Sen. Joe Manchin (D-W.Va.) affirmed his independence from President Obama and the Democratic Party on Thursday, criticizing the federal government for its excesses in his maiden speech on the Senate floor. 

"America's manufacturing sector is dominated by the cruel irony of rules and regulation that make it easier to create jobs abroad than in the United States," Manchin said. "Madam President, West Virginians are not asking for a handout. We're asking for a work permit."

Manchin singled out the Environmental Protection Agency for criticism in his speech. The agency is set to impose limits on greenhouse gases that could have a large impact on coal producers in West Virginia.

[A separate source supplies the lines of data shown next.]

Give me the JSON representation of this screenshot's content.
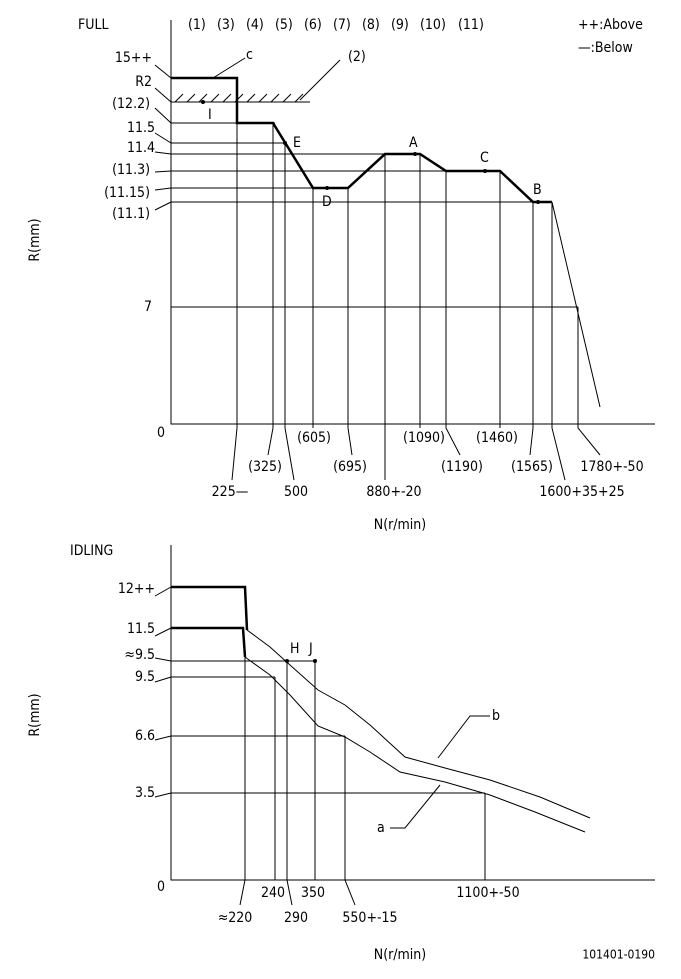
{
  "full": {
    "title": "FULL",
    "header": [
      "(1)",
      "(3)",
      "(4)",
      "(5)",
      "(6)",
      "(7)",
      "(8)",
      "(9)",
      "(10)",
      "(11)"
    ],
    "legend": [
      "++:Above",
      "—:Below"
    ],
    "y_labels": [
      "15++",
      "R2",
      "(12.2)",
      "11.5",
      "11.4",
      "(11.3)",
      "(11.15)",
      "(11.1)",
      "7",
      "0"
    ],
    "y_axis": "R(mm)",
    "points": [
      "c",
      "(2)",
      "I",
      "E",
      "A",
      "C",
      "D",
      "B"
    ],
    "x_labels": [
      "225—",
      "(325)",
      "500",
      "(605)",
      "(695)",
      "880+-20",
      "(1090)",
      "(1190)",
      "(1460)",
      "(1565)",
      "1600+35+25",
      "1780+-50"
    ],
    "x_axis": "N(r/min)"
  },
  "idling": {
    "title": "IDLING",
    "y_labels": [
      "12++",
      "11.5",
      "≈9.5",
      "9.5",
      "6.6",
      "3.5",
      "0"
    ],
    "y_axis": "R(mm)",
    "points": [
      "H",
      "J",
      "a",
      "b"
    ],
    "x_labels": [
      "≈220",
      "240",
      "290",
      "350",
      "550+-15",
      "1100+-50"
    ],
    "x_axis": "N(r/min)"
  },
  "code": "101401-0190"
}
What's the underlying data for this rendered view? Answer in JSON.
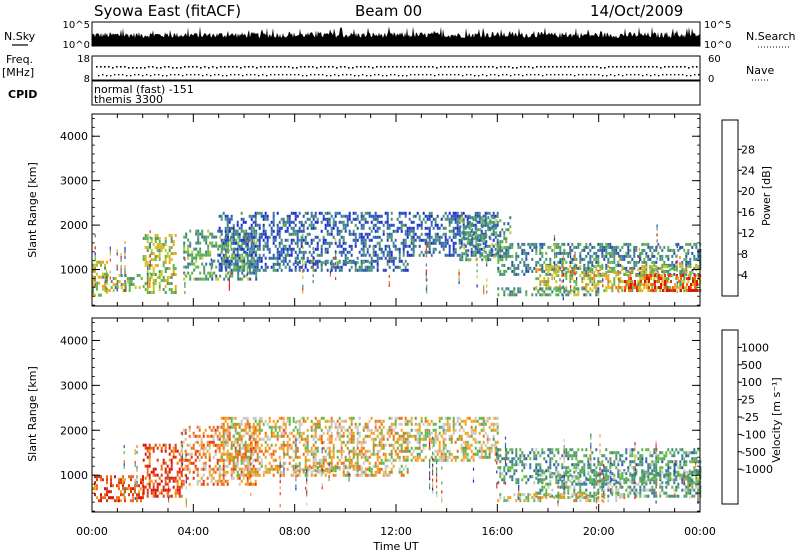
{
  "header": {
    "station": "Syowa East (fitACF)",
    "beam": "Beam 00",
    "date": "14/Oct/2009"
  },
  "nsky_panel": {
    "left_label": "N.Sky",
    "left_ticks": [
      "10^5",
      "10^0"
    ],
    "right_label": "N.Search",
    "right_ticks": [
      "10^5",
      "10^0"
    ]
  },
  "freq_panel": {
    "left_label_line1": "Freq.",
    "left_label_line2": "[MHz]",
    "left_ticks": [
      "18",
      "8"
    ],
    "right_label": "Nave",
    "right_ticks": [
      "60",
      "0"
    ]
  },
  "cpid_panel": {
    "label": "CPID",
    "line1": "normal (fast) -151",
    "line2": "themis 3300"
  },
  "x_axis": {
    "label": "Time UT",
    "ticks": [
      "00:00",
      "04:00",
      "08:00",
      "12:00",
      "16:00",
      "20:00",
      "00:00"
    ]
  },
  "chart_data": [
    {
      "type": "heatmap",
      "name": "power",
      "x_range_hours": [
        0,
        24
      ],
      "ylabel": "Slant Range [km]",
      "ylim": [
        180,
        4500
      ],
      "y_ticks": [
        1000,
        2000,
        3000,
        4000
      ],
      "colorbar": {
        "label": "Power [dB]",
        "ticks": [
          "4",
          "8",
          "12",
          "16",
          "20",
          "24",
          "28"
        ],
        "range": [
          0,
          30
        ],
        "colors": [
          "#1f2bd6",
          "#2b52b4",
          "#3e7a9a",
          "#4e9a6a",
          "#62b84a",
          "#c8c829",
          "#f2a21c",
          "#ef6e16",
          "#e43a13",
          "#d8180f"
        ]
      },
      "regions": [
        {
          "t": [
            0.0,
            0.6
          ],
          "r": [
            450,
            1200
          ],
          "level": 0.55
        },
        {
          "t": [
            0.5,
            2.0
          ],
          "r": [
            500,
            900
          ],
          "level": 0.45
        },
        {
          "t": [
            2.0,
            3.3
          ],
          "r": [
            500,
            1800
          ],
          "level": 0.5
        },
        {
          "t": [
            3.6,
            6.5
          ],
          "r": [
            800,
            1900
          ],
          "level": 0.35
        },
        {
          "t": [
            5.0,
            12.5
          ],
          "r": [
            1000,
            2300
          ],
          "level": 0.2
        },
        {
          "t": [
            8.0,
            11.0
          ],
          "r": [
            1130,
            1190
          ],
          "level": 0.3
        },
        {
          "t": [
            12.5,
            16.0
          ],
          "r": [
            1300,
            2300
          ],
          "level": 0.2
        },
        {
          "t": [
            14.5,
            16.5
          ],
          "r": [
            1200,
            2200
          ],
          "level": 0.35
        },
        {
          "t": [
            16.0,
            24.0
          ],
          "r": [
            900,
            1600
          ],
          "level": 0.3
        },
        {
          "t": [
            17.5,
            24.0
          ],
          "r": [
            550,
            1100
          ],
          "level": 0.55
        },
        {
          "t": [
            21.0,
            24.0
          ],
          "r": [
            550,
            900
          ],
          "level": 0.85
        },
        {
          "t": [
            16.0,
            20.0
          ],
          "r": [
            400,
            600
          ],
          "level": 0.35
        }
      ]
    },
    {
      "type": "heatmap",
      "name": "velocity",
      "x_range_hours": [
        0,
        24
      ],
      "ylabel": "Slant Range [km]",
      "ylim": [
        180,
        4500
      ],
      "y_ticks": [
        1000,
        2000,
        3000,
        4000
      ],
      "colorbar": {
        "label": "Velocity [m s⁻¹]",
        "ticks": [
          "1000",
          "500",
          "100",
          "25",
          "-25",
          "-100",
          "-500",
          "-1000"
        ],
        "range": [
          -1200,
          1200
        ],
        "colors": [
          "#d8180f",
          "#e43a13",
          "#ef6e16",
          "#f2a21c",
          "#c9c9c9",
          "#62b84a",
          "#4e9a6a",
          "#3e7a9a",
          "#2b52b4",
          "#1f2bd6"
        ]
      },
      "regions": [
        {
          "t": [
            0.0,
            2.0
          ],
          "r": [
            450,
            1000
          ],
          "level": 0.2
        },
        {
          "t": [
            2.0,
            3.5
          ],
          "r": [
            500,
            1700
          ],
          "level": 0.15
        },
        {
          "t": [
            3.5,
            6.5
          ],
          "r": [
            800,
            2100
          ],
          "level": 0.3
        },
        {
          "t": [
            5.0,
            12.5
          ],
          "r": [
            1000,
            2300
          ],
          "level": 0.4
        },
        {
          "t": [
            8.0,
            11.0
          ],
          "r": [
            1120,
            1200
          ],
          "level": 0.45
        },
        {
          "t": [
            12.5,
            16.0
          ],
          "r": [
            1300,
            2300
          ],
          "level": 0.45
        },
        {
          "t": [
            16.0,
            24.0
          ],
          "r": [
            800,
            1600
          ],
          "level": 0.65
        },
        {
          "t": [
            17.5,
            24.0
          ],
          "r": [
            550,
            1100
          ],
          "level": 0.6
        },
        {
          "t": [
            16.0,
            21.0
          ],
          "r": [
            400,
            600
          ],
          "level": 0.45
        }
      ]
    }
  ]
}
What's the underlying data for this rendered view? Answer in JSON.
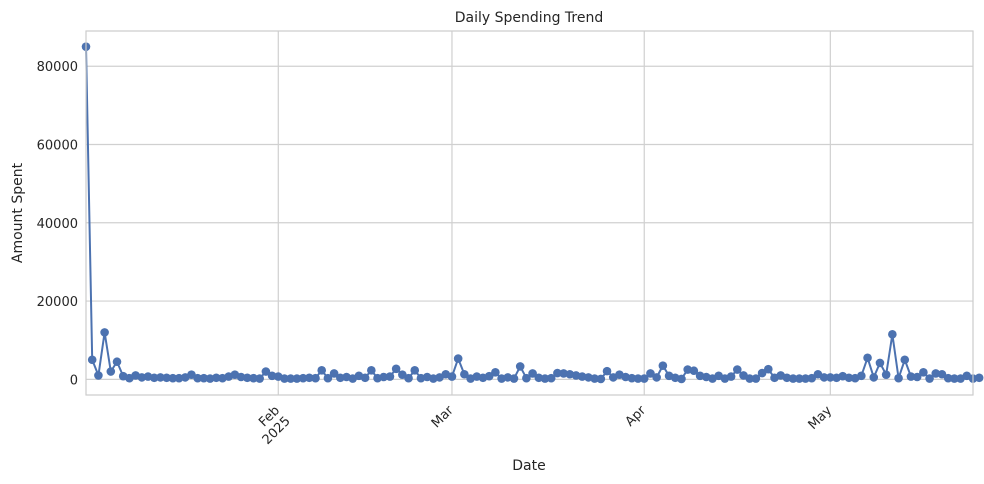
{
  "chart_data": {
    "type": "line",
    "title": "Daily Spending Trend",
    "xlabel": "Date",
    "ylabel": "Amount Spent",
    "grid": true,
    "marker": "circle",
    "color": "#4c72b0",
    "x_range": [
      "2025-01-01",
      "2025-05-24"
    ],
    "ylim": [
      -4000,
      89000
    ],
    "y_ticks": [
      0,
      20000,
      40000,
      60000,
      80000
    ],
    "y_tick_labels": [
      "0",
      "20000",
      "40000",
      "60000",
      "80000"
    ],
    "x_ticks": [
      {
        "date": "2025-02-01",
        "label": "Feb",
        "sublabel": "2025"
      },
      {
        "date": "2025-03-01",
        "label": "Mar",
        "sublabel": ""
      },
      {
        "date": "2025-04-01",
        "label": "Apr",
        "sublabel": ""
      },
      {
        "date": "2025-05-01",
        "label": "May",
        "sublabel": ""
      }
    ],
    "series": [
      {
        "start_date": "2025-01-01",
        "values": [
          85000,
          5000,
          1000,
          12000,
          2000,
          4500,
          800,
          300,
          1000,
          500,
          700,
          400,
          500,
          400,
          300,
          300,
          500,
          1200,
          300,
          300,
          200,
          400,
          300,
          700,
          1200,
          600,
          400,
          300,
          200,
          2000,
          900,
          700,
          200,
          200,
          200,
          300,
          400,
          300,
          2300,
          300,
          1500,
          400,
          600,
          200,
          900,
          400,
          2300,
          300,
          600,
          700,
          2700,
          1200,
          300,
          2300,
          300,
          600,
          200,
          500,
          1300,
          700,
          5300,
          1300,
          200,
          700,
          400,
          800,
          1800,
          200,
          500,
          200,
          3300,
          300,
          1500,
          400,
          200,
          300,
          1600,
          1500,
          1300,
          1000,
          700,
          500,
          200,
          100,
          2100,
          500,
          1200,
          600,
          300,
          200,
          200,
          1500,
          500,
          3500,
          900,
          400,
          100,
          2500,
          2200,
          900,
          600,
          200,
          900,
          200,
          700,
          2500,
          1000,
          200,
          200,
          1600,
          2600,
          400,
          1000,
          400,
          200,
          200,
          200,
          300,
          1300,
          500,
          500,
          400,
          800,
          400,
          300,
          900,
          5500,
          500,
          4200,
          1200,
          11500,
          300,
          5000,
          700,
          600,
          1800,
          200,
          1500,
          1300,
          300,
          200,
          200,
          900,
          200,
          400
        ]
      }
    ]
  }
}
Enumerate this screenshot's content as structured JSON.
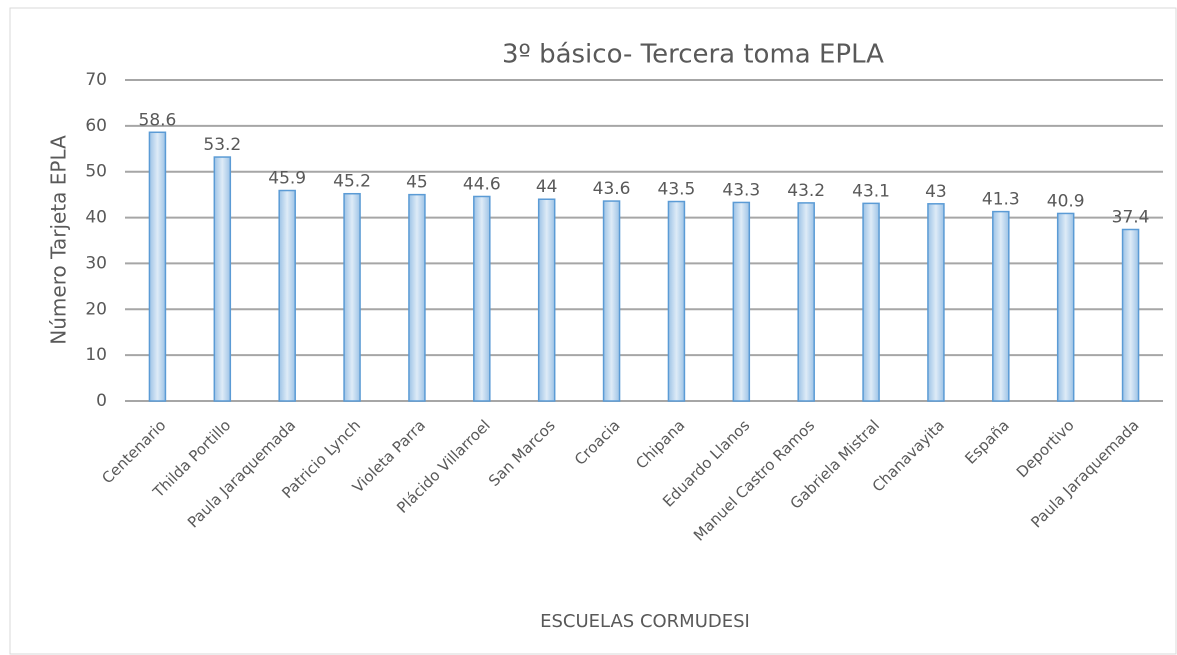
{
  "chart_data": {
    "type": "bar",
    "title": "3º básico- Tercera toma EPLA",
    "x_label": "ESCUELAS CORMUDESI",
    "y_label": "Número Tarjeta EPLA",
    "categories": [
      "Centenario",
      "Thilda Portillo",
      "Paula Jaraquemada",
      "Patricio Lynch",
      "Violeta Parra",
      "Plácido Villarroel",
      "San Marcos",
      "Croacia",
      "Chipana",
      "Eduardo Llanos",
      "Manuel Castro Ramos",
      "Gabriela Mistral",
      "Chanavayita",
      "España",
      "Deportivo",
      "Paula Jaraquemada"
    ],
    "values": [
      58.6,
      53.2,
      45.9,
      45.2,
      45,
      44.6,
      44,
      43.6,
      43.5,
      43.3,
      43.2,
      43.1,
      43,
      41.3,
      40.9,
      37.4
    ],
    "color": "#bdd7ee",
    "ylim": [
      0,
      70
    ],
    "yticks": [
      0,
      10,
      20,
      30,
      40,
      50,
      60,
      70
    ],
    "grid": true
  }
}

"I believe it is fundamentally wrong for any bureaucratic agency, including the EPA, to regulate what has not been legislated," he said.

Manchin also rapped Congress for letting the federal deficit get out of hand.

“This is what I learned growing up in West Virginia: When things are tough, we don’t back down," he said. "When we are having a trouble paying out bills, we don’t think of spending more money.”

Manchin’s speech, which he touted as a look at his “common-sense agenda,” was heavy with references to West Virginia's role as the nation’s primary coal producer.

"I am very proud of the critical role West Virginians play in providing energy to our nation," said Manchin. "I imagine the light in this very chamber would be a little bit dimmer if not for West Virginia and its coal."

Immediately following the speech, which started at 3 p.m. and lasted for about 20 minutes, party leaders rose to lavish Manchin with accolades.

"You have just heard a classic Joe Manchin speech," said Jay Rockefeller (D-W.Va.), the senior senator from West Virginia. "It’s full of optimism, strength, and common purpose."

"I too want to join in accolades for the senator for West Virginia," said Sen. Chuck Schumer (D-N.Y.) "He is just a wonderful guy and he is doing a wonderful job here already."